Employees react at the MasterCard offices in the Manhattan South neighborhood in New York, May 14, 2015. REUTERS/Stephanie Keith
November 5, 2015
By Bobbi Rebell
NEW YORK (Reuters) – Kurtis Ofori was thrilled to start his new job writing grant applications at green energy startup Dawan Global in New York City.
In addition to health insurance, Dawan Global offers the holy grail of benefits for young people: tuition reimbursement.
Ofori, who is working toward an MBA, receives as much as 100 percent of his tuition on a sliding scale from his employer. The payout is tied to performance: A’s get 100 percent, B’s receive 80 percent. C’s are reimbursed at 60 percent.
While that buys Ofori an education, it also buys Dawan his loyalty. Not only was it a sought-after full-time job, but Ofori, 30, likes working for a socially conscious company.
“This company has great foresight in what they are doing, and they invest heavily in their people,” Ofori said.
These types of benefits are making a difference as hiring power shifts from employers to the millennials they now need to bring onboard, according to Bruce Elliott, manager of compensation and benefits at the Society for Human Resource Management.
By the first third of this year, 74 percent of young adults ages 18-34 – the age group defined as the millennial generation – were employed full-time, according to Pew Research. That is up from 70 percent in 2009.
Many millennial workers are getting the suite of standard benefits that come with full-time employment, including health insurance, retirement plans and flexible spending accounts.
But new data from benefits consultant Mercer shows that more than any other age demographic, millennials want flexible benefits choices.

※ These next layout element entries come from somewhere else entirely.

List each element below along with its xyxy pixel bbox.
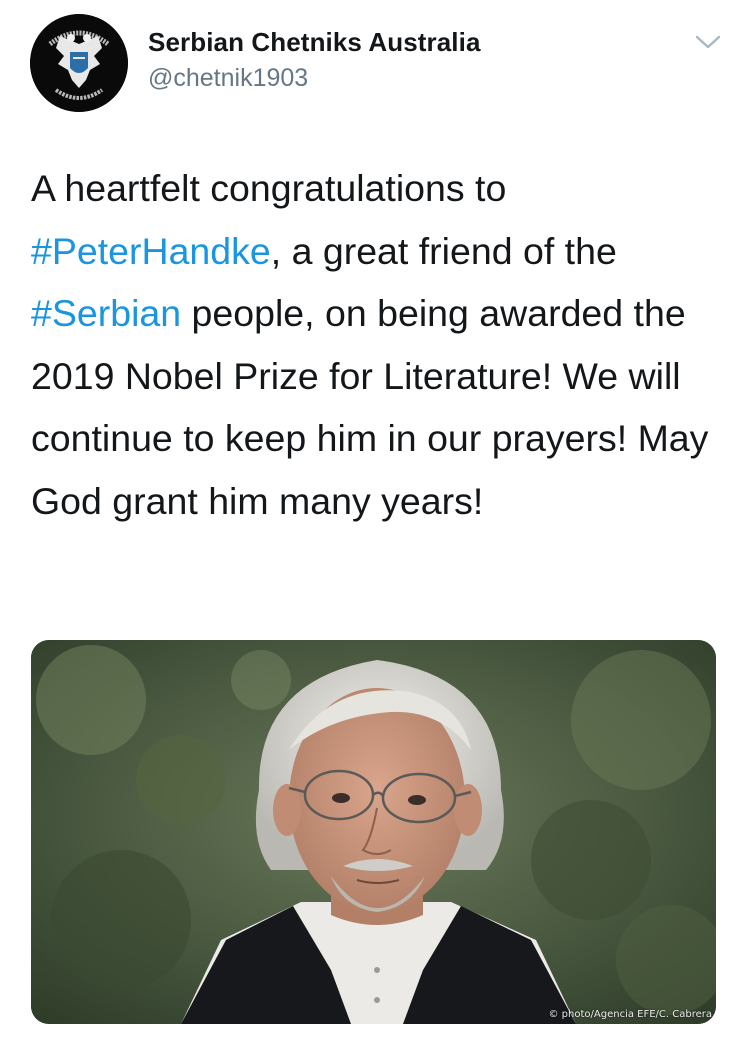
profile-avatar[interactable]: [30, 14, 128, 112]
tweet-photo[interactable]: © photo/Agencia EFE/C. Cabrera: [31, 640, 716, 1024]
hashtag-peterhandke-link[interactable]: #PeterHandke: [31, 230, 271, 272]
chevron-down-icon: [695, 35, 721, 49]
tweet-header: Serbian Chetniks Australia @chetnik1903: [0, 0, 733, 130]
double-headed-eagle-emblem-icon: [30, 14, 128, 112]
photo-credit: © photo/Agencia EFE/C. Cabrera: [548, 1009, 713, 1020]
hashtag-serbian-link[interactable]: #Serbian: [31, 292, 181, 334]
tweet-body: A heartfelt congratulations to #PeterHan…: [31, 157, 721, 532]
account-names: Serbian Chetniks Australia @chetnik1903: [148, 26, 481, 94]
tweet-text-part-1: A heartfelt congratulations to: [31, 167, 507, 209]
portrait-photo: [31, 640, 716, 1024]
tweet-text-part-2: , a great friend of the: [270, 229, 617, 272]
tweet-menu-button[interactable]: [694, 32, 722, 52]
display-name[interactable]: Serbian Chetniks Australia: [148, 26, 481, 58]
account-handle[interactable]: @chetnik1903: [148, 62, 481, 94]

Overwhelmingly, 70 percent of younger workers say they want more flexibility to reduce the value of some benefits, while increasing the value of others, according to Mercer’s research. That compares to 59 percent of 35- to 49-year-olds, and less than half of 50- to 64-year-olds.
Betsy Dill, Mercer’s global retirement strategist, said a one-size-fits-all benefits approach does not work for millennials because they are the most diverse generation in U.S. history, not only in terms of ethnicity but also in terms of socioeconomic status. Employers now have to target their benefits to many different individual needs as well as across a multigenerational workforce.
Just 10 percent of millennials worry about saving for retirement, according to Mercer. That is half the number of Generation Xers, their peers aged 35-49.
POWER OF COMPOUNDING
But by delaying retirement planning, younger workers miss out on the value of compounded returns. Typical 401(k) rates of return are 5 percent to 8 percent with a typical allocation pattern, according to Mercer.
As a result, Dill advises companies to raise awareness about the perks of corporate retirement plans, such as matching programs. For example, many millennial workers do not understand that by contributing anything less than the corporate match to a 401(k) they are leaving free money on the table.
For example, if a 22-year-old invests $10,000 and gets 8 percent annualized return, they will have $308,000 when they retire at age 65.
If they wait until they are 45 years old to make that same investment, 20 years later – when they retire at 65 – it will be worth just $49,000.
But for Ofori, who also hopes to get a Ph.D in sociology, getting tuition help is more important than other benefits, such as retirement or free yoga classes.
He is looking forward to getting his first reimbursement in January.
“That check will free me up to live a life where I can do more than just go to school and go to work,” Ofori said.